Syllabus Edition
First teaching 2025
First exams 2027
Effects of Incorrect Treatment of Expenditure & Receipts (Cambridge (CIE) IGCSE Accounting): Revision Note
Exam code: 0452 & 0985
Effects of incorrect treatment of expenditure
What are the effects of treating capital expenditure as revenue expenditure?
Incorrectly treating capital expenditure as revenue expenditure will affect the financial statements
It will incorrectly appear as an expense on the statement of profit or loss
The expenses will therefore be overstated
This means the profit for the year will be understated
It will not appear as a non-current asset on the statement of financial position
The non-current assets will therefore be understated
The capital will be understated because of the understated profit
What are the effects of treating revenue expenditure as capital expenditure?

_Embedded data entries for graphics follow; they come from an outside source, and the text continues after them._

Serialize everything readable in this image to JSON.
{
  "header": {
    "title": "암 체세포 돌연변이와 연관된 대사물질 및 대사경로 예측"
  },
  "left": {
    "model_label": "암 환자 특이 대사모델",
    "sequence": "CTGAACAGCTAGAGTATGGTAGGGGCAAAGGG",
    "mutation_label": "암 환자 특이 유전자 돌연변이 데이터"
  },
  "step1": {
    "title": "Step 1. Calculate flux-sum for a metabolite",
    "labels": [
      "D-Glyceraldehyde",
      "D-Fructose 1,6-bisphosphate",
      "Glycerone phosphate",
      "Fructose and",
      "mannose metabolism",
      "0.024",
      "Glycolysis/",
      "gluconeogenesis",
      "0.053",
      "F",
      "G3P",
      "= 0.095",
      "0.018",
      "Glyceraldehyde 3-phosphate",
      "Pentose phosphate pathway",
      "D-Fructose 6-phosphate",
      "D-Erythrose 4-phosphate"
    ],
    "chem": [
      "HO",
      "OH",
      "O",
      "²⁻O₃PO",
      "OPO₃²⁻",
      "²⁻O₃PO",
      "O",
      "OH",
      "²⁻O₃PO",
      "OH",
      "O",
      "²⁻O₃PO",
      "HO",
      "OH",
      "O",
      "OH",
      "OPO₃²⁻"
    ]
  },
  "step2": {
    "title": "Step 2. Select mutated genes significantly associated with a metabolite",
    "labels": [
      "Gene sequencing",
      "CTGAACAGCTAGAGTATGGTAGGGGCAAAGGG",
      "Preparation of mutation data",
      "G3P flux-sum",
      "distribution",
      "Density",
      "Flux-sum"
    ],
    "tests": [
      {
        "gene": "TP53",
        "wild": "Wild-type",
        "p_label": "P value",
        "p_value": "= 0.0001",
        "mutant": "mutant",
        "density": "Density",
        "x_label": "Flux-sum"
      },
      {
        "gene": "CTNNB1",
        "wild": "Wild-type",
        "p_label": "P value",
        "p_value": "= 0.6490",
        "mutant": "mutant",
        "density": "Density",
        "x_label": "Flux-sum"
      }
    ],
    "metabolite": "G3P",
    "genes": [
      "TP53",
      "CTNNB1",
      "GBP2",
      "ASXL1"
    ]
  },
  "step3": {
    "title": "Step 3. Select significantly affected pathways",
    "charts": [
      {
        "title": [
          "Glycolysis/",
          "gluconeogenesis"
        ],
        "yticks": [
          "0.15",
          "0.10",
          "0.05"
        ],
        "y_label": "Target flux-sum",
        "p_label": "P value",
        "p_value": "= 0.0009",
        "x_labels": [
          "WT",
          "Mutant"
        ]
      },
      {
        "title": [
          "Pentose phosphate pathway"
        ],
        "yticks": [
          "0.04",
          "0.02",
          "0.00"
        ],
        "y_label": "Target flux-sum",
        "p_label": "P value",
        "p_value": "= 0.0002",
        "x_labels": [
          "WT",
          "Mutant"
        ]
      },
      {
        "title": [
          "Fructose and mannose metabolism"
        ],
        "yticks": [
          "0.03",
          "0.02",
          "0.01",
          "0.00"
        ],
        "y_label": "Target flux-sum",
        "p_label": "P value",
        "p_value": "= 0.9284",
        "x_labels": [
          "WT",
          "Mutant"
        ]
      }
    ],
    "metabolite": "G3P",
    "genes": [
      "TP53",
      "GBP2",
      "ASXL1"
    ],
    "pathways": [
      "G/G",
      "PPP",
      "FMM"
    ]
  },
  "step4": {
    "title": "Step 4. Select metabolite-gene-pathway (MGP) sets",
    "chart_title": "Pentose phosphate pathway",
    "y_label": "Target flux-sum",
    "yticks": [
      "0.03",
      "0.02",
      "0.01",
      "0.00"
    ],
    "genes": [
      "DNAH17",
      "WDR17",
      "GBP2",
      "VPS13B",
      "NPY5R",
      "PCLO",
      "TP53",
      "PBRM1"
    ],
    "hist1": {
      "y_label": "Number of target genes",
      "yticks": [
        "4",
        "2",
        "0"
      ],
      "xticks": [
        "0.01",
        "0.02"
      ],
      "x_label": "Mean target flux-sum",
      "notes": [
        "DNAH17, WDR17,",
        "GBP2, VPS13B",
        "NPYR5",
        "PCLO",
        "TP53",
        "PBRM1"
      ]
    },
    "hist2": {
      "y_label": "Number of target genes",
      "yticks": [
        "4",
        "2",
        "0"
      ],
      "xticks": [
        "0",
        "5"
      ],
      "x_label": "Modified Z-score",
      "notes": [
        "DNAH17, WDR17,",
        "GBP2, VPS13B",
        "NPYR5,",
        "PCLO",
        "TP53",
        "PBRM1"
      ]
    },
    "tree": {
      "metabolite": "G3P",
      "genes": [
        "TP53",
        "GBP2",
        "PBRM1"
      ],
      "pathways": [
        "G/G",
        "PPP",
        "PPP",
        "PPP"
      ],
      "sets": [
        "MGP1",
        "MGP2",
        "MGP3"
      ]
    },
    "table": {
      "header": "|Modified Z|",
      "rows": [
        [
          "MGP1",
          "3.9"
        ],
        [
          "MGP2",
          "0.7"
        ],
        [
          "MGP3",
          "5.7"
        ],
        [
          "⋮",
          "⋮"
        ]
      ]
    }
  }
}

Incorrectly treating revenue expenditure as capital expenditure will affect the financial statements
It will not appear on the statement of profit or loss
The expenses will therefore be understated
This means the profit for the year will be overstated
It will incorrectly appear on the statement of financial position
The non-current assets will therefore be overstated
The capital will be overstated because of the overstated profit
How do I treat low-valued non-current assets?
Some non-current assets have a small cost to the business
Calculators
Staplers
Waste bins
The accounting principle of materiality means that a business should treat these items as expenses rather than non-current assets
These will appear on the income
These will not appear as non-current assets on the statement of financial position
Worked Example
Ajax paid $2 000 for installation costs of new equipment. He treated this as revenue expenditure.
Describe what effects this will have on the financial statements. Ignore any depreciation costs.
Answer:
The $2 000 has been incorrectly posted to the statement of profit or loss as an expense. Therefore, the expenses are overstated by $2 000 which means the profit is understated by $2 000.
The $2 000 has been omitted from the statement of financial position. Therefore, the non-current assets are understated by $2 000. The capital is also understated by $2 000 because the profit has been understated.
Effects of incorrect treatment of receipts
What are the effects of treating capital receipts as revenue receipts?
Incorrectly treating capital receipts as revenue receipts will affect the financial statements
Their full value will incorrectly appear as income on the statement of profit or loss
The income will therefore be overstated
This means the profit for the year will be overstated
What are the effects of treating revenue receipts as capital receipts?
Incorrectly treating revenue receipts as capital receipts will affect the financial statements
They will not appear on the statement of profit or loss
The income will therefore be understated
This means the profit for the year will be understated
Worked Example
Makkari’s draft statement of profit or loss for the year ended 29 February 2024 stated a profit of $45 700. Makkari took out a bank loan for $10 000 on 5 January 2024. However, this was incorrectly treated as a revenue receipt.
Calculate the correct profit for the year ended 29 February 2024.
Answer:
The money received from the bank loan was incorrectly included as an income on the statement of profit or loss. This is a capital receipt and therefore it should not appear on the statement of profit or loss. The income on the statement of profit or loss needs to be reduced by $10 000.